Using ccache to cache clang-tidy results

Hey,

has anyone worked on integrating clang-tidy into ccache?
I made a local PoC. It works well and give great improvements to clang-tidy when running it incrementally.

But to be really reliable, I think I need to have at least one extra flag in clang-tidy. The main difficulty is that clang-tidy automatically finds two files: The .clang-tidy config and the compile_commands.json .

For the .clang-tidy config, I currently hash the output of clang-tidy --dump-config <original-args> so ccache doesn’t need to find that file (and then find parent files in case InheritParentConfig is true).

For the compile_commands.json , I’m currently only supporting the case where all arguments are explicitly given to clang-tidy (after -- ; I modified run-clang-tidy.py to pass them from the compile_commands.json ).

For the preprocessed code that needs to be hashed, I’m trying to find a clang that “belongs to” the clang-tidy by looking for one with the same name (e.g. clang-tidy-15 → clang-15 ) in the same path.

I think all of those troubles could be remedied if clang-tidy had a flag (e.g. named --dump-all-inputs) which would:

  • provide the output of --dump-config
  • and for each source file that clang-tidy would process, output the effective compiler arguments (from compile_commands.json and from the command line) and the preprocessed code.

ccache would then only need to hash that to determine cache hits/misses.
For example, when running ccache clang-tidy -p . -extra-arg=-Wsomewarning src/file.cpp,
ccache would invoke clang-tidy --dump-all-inputs -p . -extra-arg=-Wsomewarning src/file.cpp,
which would output on stdout:

---
Checks:          "boost-use-to-string"
WarningsAsErrors: '*'
HeaderFilterRegex: ''
AnalyzeTemporaryDtors: false
FormatStyle:     none
User:            mgehre
CheckOptions:
...
Effective command line: clang-tool -DSomeDefine -Iinclude -Wsomewarning src/file.cpp
Preprocessed code:
int main() {
 return 0;
}

What do you think?

Personally I tested 2 ways of cache:

  1. Executing clang to get pre-process output from python script, calculate cache and then run clang-tidy if needed (fast on SSD, slow on HDD).
  2. Integrate cache into clang-tidy as --cache-directory, calculate cache inside clang-tidy (fast on HDD, a little bit slower on SSD due to pre-processing in clang-tidy).

Both work fine but got some overhead.
My next plan is to create some application that could take compile_commands.json, resolve all includes, calculate hash, and dump back .json with hash, and then use it from python (got a working prototype, but need to improve it). That would be fastest.

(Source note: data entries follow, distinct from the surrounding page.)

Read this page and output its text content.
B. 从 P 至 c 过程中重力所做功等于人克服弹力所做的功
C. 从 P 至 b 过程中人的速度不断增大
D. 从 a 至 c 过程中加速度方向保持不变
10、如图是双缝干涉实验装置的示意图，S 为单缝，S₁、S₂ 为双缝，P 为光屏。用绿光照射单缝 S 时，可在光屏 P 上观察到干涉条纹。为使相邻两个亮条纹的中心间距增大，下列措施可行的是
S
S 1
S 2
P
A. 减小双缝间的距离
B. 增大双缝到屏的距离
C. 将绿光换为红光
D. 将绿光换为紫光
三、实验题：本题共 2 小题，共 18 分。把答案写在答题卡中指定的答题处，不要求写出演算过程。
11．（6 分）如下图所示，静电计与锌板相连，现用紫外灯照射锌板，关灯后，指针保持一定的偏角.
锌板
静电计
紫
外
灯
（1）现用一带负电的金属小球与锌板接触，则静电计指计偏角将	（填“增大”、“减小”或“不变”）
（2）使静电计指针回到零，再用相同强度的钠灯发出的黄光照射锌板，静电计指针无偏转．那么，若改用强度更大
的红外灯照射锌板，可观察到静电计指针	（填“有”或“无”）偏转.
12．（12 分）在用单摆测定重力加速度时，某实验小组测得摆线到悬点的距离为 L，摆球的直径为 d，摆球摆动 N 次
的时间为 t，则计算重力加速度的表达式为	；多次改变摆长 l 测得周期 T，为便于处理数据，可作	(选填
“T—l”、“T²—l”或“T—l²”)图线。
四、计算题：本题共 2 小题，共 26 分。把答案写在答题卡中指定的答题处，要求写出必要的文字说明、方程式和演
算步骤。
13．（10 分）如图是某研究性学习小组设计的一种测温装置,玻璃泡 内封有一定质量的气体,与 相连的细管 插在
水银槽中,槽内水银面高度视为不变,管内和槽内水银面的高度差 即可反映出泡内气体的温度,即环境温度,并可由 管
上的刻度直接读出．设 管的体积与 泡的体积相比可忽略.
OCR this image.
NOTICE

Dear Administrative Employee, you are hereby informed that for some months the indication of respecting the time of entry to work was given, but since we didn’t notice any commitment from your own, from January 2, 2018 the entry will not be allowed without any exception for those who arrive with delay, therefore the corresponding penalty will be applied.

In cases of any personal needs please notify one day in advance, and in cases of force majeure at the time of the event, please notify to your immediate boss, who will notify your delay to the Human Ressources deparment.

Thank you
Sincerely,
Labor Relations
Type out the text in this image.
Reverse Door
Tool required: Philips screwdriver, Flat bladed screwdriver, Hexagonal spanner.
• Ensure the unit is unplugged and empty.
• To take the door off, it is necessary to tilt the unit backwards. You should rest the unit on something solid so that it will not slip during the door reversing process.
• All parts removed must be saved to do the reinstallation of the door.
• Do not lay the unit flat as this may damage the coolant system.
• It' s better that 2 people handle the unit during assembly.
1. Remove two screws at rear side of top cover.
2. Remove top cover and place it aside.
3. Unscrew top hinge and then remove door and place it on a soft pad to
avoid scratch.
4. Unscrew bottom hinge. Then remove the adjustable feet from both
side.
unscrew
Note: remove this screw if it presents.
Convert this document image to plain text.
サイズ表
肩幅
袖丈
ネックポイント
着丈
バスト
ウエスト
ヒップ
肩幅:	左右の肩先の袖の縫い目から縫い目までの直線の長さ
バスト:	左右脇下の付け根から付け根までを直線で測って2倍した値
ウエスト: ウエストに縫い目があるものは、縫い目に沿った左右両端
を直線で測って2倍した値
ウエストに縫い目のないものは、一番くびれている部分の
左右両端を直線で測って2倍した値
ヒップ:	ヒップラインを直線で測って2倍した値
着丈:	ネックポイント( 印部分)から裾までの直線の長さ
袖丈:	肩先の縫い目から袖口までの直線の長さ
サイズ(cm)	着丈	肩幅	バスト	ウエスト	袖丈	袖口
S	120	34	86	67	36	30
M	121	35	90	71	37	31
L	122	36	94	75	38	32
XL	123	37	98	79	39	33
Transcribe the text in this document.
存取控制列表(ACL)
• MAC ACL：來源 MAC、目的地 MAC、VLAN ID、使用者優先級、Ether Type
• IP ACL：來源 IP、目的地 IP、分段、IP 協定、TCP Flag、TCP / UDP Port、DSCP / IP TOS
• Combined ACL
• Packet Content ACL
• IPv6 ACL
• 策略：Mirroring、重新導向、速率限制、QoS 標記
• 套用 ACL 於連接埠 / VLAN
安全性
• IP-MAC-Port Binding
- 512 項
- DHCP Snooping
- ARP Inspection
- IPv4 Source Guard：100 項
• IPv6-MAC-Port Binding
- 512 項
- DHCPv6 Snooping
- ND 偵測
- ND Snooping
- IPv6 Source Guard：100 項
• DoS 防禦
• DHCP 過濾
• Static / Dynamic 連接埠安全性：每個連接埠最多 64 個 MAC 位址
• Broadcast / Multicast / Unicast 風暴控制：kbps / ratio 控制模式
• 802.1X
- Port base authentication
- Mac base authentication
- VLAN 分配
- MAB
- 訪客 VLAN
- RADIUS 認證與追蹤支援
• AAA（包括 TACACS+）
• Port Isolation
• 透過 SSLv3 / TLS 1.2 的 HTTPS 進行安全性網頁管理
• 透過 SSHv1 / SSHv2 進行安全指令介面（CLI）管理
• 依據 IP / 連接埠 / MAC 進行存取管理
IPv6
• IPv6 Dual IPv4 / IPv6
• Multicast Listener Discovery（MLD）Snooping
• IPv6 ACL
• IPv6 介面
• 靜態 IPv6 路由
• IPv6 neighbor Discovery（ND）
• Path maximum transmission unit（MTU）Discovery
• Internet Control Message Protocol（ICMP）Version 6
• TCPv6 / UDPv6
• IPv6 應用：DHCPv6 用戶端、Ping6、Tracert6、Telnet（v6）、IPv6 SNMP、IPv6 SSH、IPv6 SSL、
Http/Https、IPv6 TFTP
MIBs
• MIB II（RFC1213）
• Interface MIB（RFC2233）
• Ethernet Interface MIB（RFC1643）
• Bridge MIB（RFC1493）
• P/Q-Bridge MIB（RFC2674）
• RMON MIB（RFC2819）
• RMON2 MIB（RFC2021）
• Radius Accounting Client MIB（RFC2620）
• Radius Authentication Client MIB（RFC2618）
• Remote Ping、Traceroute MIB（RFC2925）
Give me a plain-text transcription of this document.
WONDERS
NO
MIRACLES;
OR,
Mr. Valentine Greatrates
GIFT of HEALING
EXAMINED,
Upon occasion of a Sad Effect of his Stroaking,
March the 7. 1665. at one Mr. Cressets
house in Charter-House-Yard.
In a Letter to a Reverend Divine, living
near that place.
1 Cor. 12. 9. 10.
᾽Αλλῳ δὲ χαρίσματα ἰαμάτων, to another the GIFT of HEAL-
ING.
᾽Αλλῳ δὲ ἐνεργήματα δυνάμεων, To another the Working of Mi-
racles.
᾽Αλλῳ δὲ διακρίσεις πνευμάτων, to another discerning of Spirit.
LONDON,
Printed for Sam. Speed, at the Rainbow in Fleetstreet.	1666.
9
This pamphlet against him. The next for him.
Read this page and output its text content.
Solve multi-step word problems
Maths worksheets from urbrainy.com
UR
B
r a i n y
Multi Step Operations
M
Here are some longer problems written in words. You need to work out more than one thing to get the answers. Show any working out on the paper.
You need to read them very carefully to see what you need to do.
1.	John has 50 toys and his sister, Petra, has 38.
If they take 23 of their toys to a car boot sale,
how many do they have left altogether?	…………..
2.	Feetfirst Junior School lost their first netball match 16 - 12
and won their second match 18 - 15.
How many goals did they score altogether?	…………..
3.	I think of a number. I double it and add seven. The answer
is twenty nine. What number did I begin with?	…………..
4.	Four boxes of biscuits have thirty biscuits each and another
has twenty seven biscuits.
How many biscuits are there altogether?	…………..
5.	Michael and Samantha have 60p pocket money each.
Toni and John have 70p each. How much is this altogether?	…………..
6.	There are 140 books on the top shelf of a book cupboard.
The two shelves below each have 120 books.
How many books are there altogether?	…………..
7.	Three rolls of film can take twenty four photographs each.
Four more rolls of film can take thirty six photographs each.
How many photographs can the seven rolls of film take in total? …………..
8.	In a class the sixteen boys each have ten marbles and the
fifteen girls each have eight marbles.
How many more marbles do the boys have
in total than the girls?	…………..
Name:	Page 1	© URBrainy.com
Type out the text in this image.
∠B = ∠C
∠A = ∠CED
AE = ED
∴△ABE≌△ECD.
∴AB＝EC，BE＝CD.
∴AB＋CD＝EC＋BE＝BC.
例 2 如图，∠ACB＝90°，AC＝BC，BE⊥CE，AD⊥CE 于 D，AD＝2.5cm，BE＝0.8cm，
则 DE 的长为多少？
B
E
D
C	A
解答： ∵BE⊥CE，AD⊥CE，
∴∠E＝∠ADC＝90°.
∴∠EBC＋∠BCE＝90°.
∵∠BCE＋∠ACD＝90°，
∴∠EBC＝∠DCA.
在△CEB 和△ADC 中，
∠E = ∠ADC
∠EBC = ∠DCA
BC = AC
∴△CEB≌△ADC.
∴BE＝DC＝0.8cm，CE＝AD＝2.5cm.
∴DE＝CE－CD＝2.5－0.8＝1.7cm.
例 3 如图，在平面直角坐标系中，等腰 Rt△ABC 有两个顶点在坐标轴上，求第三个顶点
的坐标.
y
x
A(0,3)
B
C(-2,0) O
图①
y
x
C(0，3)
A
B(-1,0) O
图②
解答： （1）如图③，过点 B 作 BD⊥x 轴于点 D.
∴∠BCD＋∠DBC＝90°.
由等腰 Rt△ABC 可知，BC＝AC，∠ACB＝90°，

We run clang-tidy in Bazel and caching works like a charm without any modifications to clang-tidy :slight_smile:

How do you handle the compile_commands.json? Do you not use it in bazel, or does any change of it invalidate the cache for all clang-tidy invocations?

Nope, we don’t use compile_commands.json, instead we pass all compiler flags directly to the clang-tidy invocation (as well as the .clang-tidy file). This information is known to Bazel already since the clang-tidy invocation is implemented as an aspect, so we don’t need to duplicate the compiler flags.